Because the fat droplets are now smaller and encased in the wrong molecules, the milk doesn't taste right, and it makes foul tea. And there is no practical way of reversing the process. Yes, there are all sorts of chemicals you could add to make the droplets aggregate into larger particles, but then the milk would taste of those chemicals, and it still wouldn't solve the problem of the droplets not being encased in the right emulsifiers. So the milk is fucked, and you can't unfuck it.

And WHAT THE FUCK IS IT FOR? It stops the cream separating out. But it DOESN'T FUCKING MATTER if the cream separates out. You just shake the milk container for two seconds and it's all mixed back in again. Or you can leave it separated and put it on your cereal. You have the choice, milk with all the cream mixed in or milk with some of the cream mixed in and some of it on your cereal. Either way, you can still make decent tea with it. Neither of these advantages are present with this fucking homogenised shit.

It wouldn't be such a problem if there was a choice available when buying the milk. But the trouble is that most of the time there isn't. You go to the corner shop to get milk, and it's all fucking homogenised. You go to the supermarket, and they have racks and racks of milk, and it's all been fucked up. There may be six inches of shelf space for non-homogenised milk, and if you're lucky they haven't run out of stock, but it's still a fuck of a lot more expensive than the vast array of fucked-up shit. If I ever meet the cunt who invented this foul process, I'll put his fucking blood through the homogeniser and transfuse it back into him, that'll teach him the value of leaving nature's encapsulations alone.

WHAT THE FUCK IS GOING ON? When I was a lad you couldn't get homogenised milk. The filthy idea hadn't arisen. Bloody good job. But now you can hardly get milk that isn't homogenised. For fuck's sake, why? The best idea I can come up with is that it's something to do with this stupid bastard health and fat bollocks. The human race has been drinking cow's milk for thousands of years and we're still here, and now all of a sudden it's bad for you? Fuck off. It's only a problem for greedy fat fuckers who eat too much anyway. But loads of divs seem to believe it. I suppose the idea of the homogenisation thing is that divs who believe milk is bad for you will think it's less bad for you if the fat content doesn't make its presence obvious by separating out. So everyone has to drink shit milk because of a small number of fat idiots.
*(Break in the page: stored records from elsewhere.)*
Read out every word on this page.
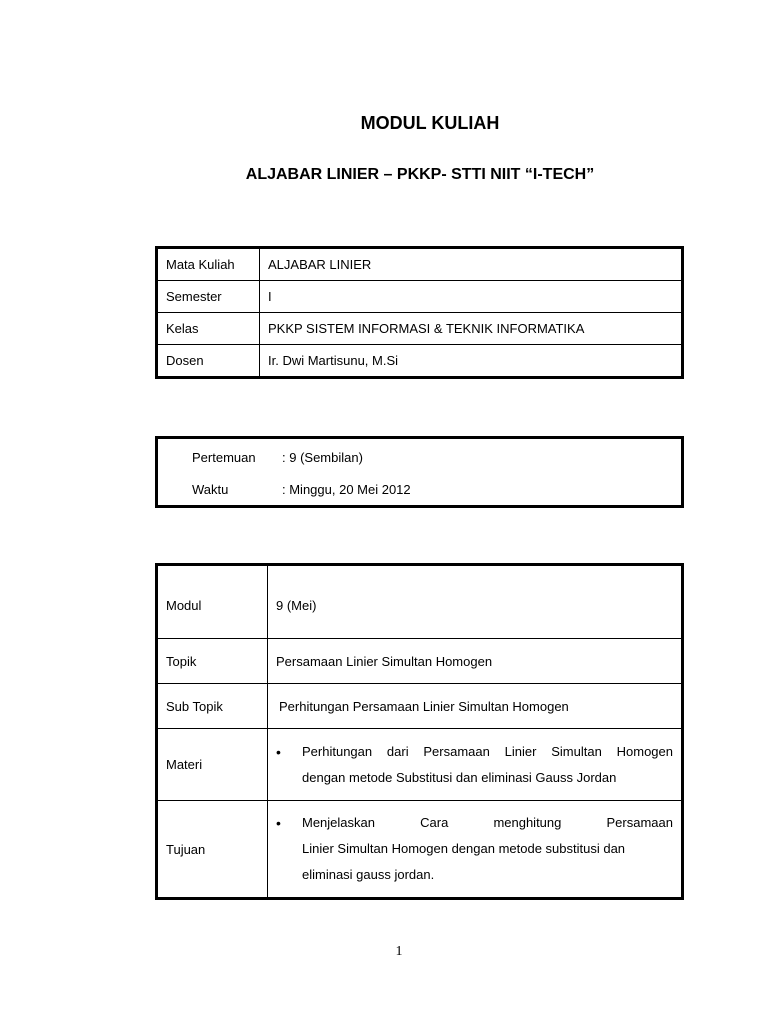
MODUL KULIAH
ALJABAR LINIER – PKKP- STTI NIIT “I-TECH”
Mata Kuliah	ALJABAR LINIER
Semester	I
Kelas	PKKP SISTEM INFORMASI & TEKNIK INFORMATIKA
Dosen	Ir. Dwi Martisunu, M.Si
Pertemuan	: 9 (Sembilan)
Waktu	: Minggu, 20 Mei 2012
Modul	9 (Mei)
Topik	Persamaan Linier Simultan Homogen
Sub Topik	Perhitungan Persamaan Linier Simultan Homogen
Materi	• Perhitungan dari Persamaan Linier Simultan Homogen
dengan metode Substitusi dan eliminasi Gauss Jordan

Tujuan	• Menjelaskan Cara menghitung Persamaan
Linier Simultan Homogen dengan metode substitusi dan
eliminasi gauss jordan.
1
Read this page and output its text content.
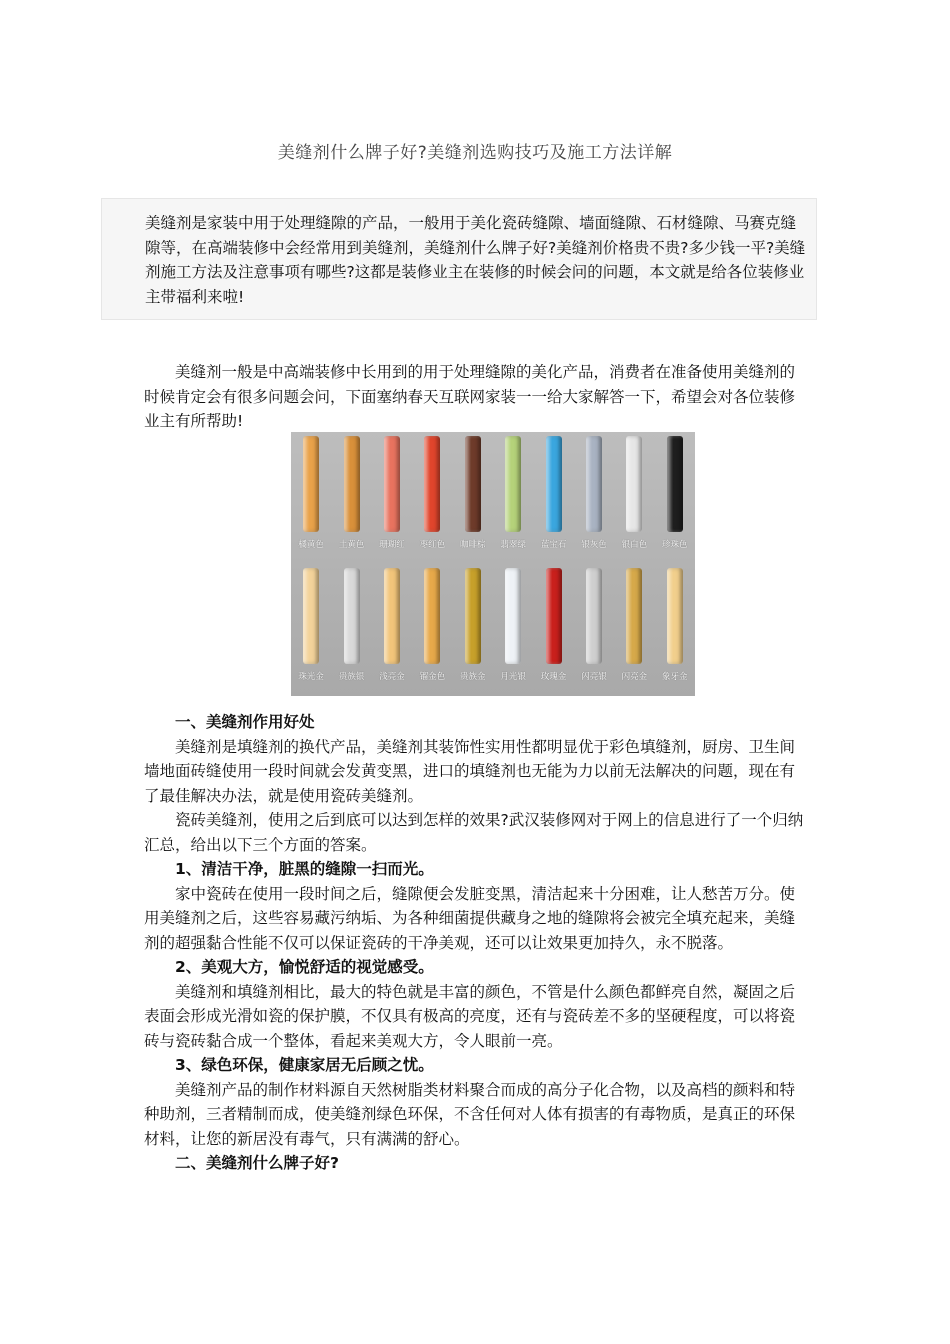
美缝剂什么牌子好?美缝剂选购技巧及施工方法详解
美缝剂是家装中用于处理缝隙的产品，一般用于美化瓷砖缝隙、墙面缝隙、石材缝隙、马赛克缝隙等，在高端装修中会经常用到美缝剂，美缝剂什么牌子好?美缝剂价格贵不贵?多少钱一平?美缝剂施工方法及注意事项有哪些?这都是装修业主在装修的时候会问的问题，本文就是给各位装修业主带福利来啦!

美缝剂一般是中高端装修中长用到的用于处理缝隙的美化产品，消费者在准备使用美缝剂的时候肯定会有很多问题会问，下面塞纳春天互联网家装一一给大家解答一下，希望会对各位装修业主有所帮助!

橘黄色	土黄色	珊瑚红	枣红色	咖啡棕	翡翠绿	蓝宝石	银灰色	银白色	珍珠色
珠光金	贵族银	浅亮金	镏金色	贵族金	月光银	玫瑰金	闪亮银	闪亮金	象牙金

一、美缝剂作用好处

美缝剂是填缝剂的换代产品，美缝剂其装饰性实用性都明显优于彩色填缝剂，厨房、卫生间墙地面砖缝使用一段时间就会发黄变黑，进口的填缝剂也无能为力以前无法解决的问题，现在有了最佳解决办法，就是使用瓷砖美缝剂。

瓷砖美缝剂，使用之后到底可以达到怎样的效果?武汉装修网对于网上的信息进行了一个归纳汇总，给出以下三个方面的答案。

1、清洁干净，脏黑的缝隙一扫而光。

家中瓷砖在使用一段时间之后，缝隙便会发脏变黑，清洁起来十分困难，让人愁苦万分。使用美缝剂之后，这些容易藏污纳垢、为各种细菌提供藏身之地的缝隙将会被完全填充起来，美缝剂的超强黏合性能不仅可以保证瓷砖的干净美观，还可以让效果更加持久，永不脱落。

2、美观大方，愉悦舒适的视觉感受。

美缝剂和填缝剂相比，最大的特色就是丰富的颜色，不管是什么颜色都鲜亮自然，凝固之后表面会形成光滑如瓷的保护膜，不仅具有极高的亮度，还有与瓷砖差不多的坚硬程度，可以将瓷砖与瓷砖黏合成一个整体，看起来美观大方，令人眼前一亮。

3、绿色环保，健康家居无后顾之忧。

美缝剂产品的制作材料源自天然树脂类材料聚合而成的高分子化合物，以及高档的颜料和特种助剂，三者精制而成，使美缝剂绿色环保，不含任何对人体有损害的有毒物质，是真正的环保材料，让您的新居没有毒气，只有满满的舒心。

二、美缝剂什么牌子好?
And this same crap idea is responsible for an even worse abomination: semi-skimmed milk. What a fucking hideous load of muck that is. You go round to someone's house. "Would you like a cuppa?" "Yes please." "With milk?" "Yes please." Then you get given a cup of tea with some vile-tasting filth in it that has nothing in common with milk apart from the colour. Fucking semi-skimmed milk? You might as well water down white emulsion paint and put that in the tea. It'd probably taste better if you did. What the fuck is the point of having some shit that pretends to be milk but is nothing like milk at all? If you want milk, use milk. If you want white shit that tastes revolting, use paint. But don't use some filthy muck that pretends to be one thing and acts like the other. Especially don't try and inflict that pretence on anyone else. And if you're worried about getting fat then don't fucking eat so much, there were no fat people in Belsen.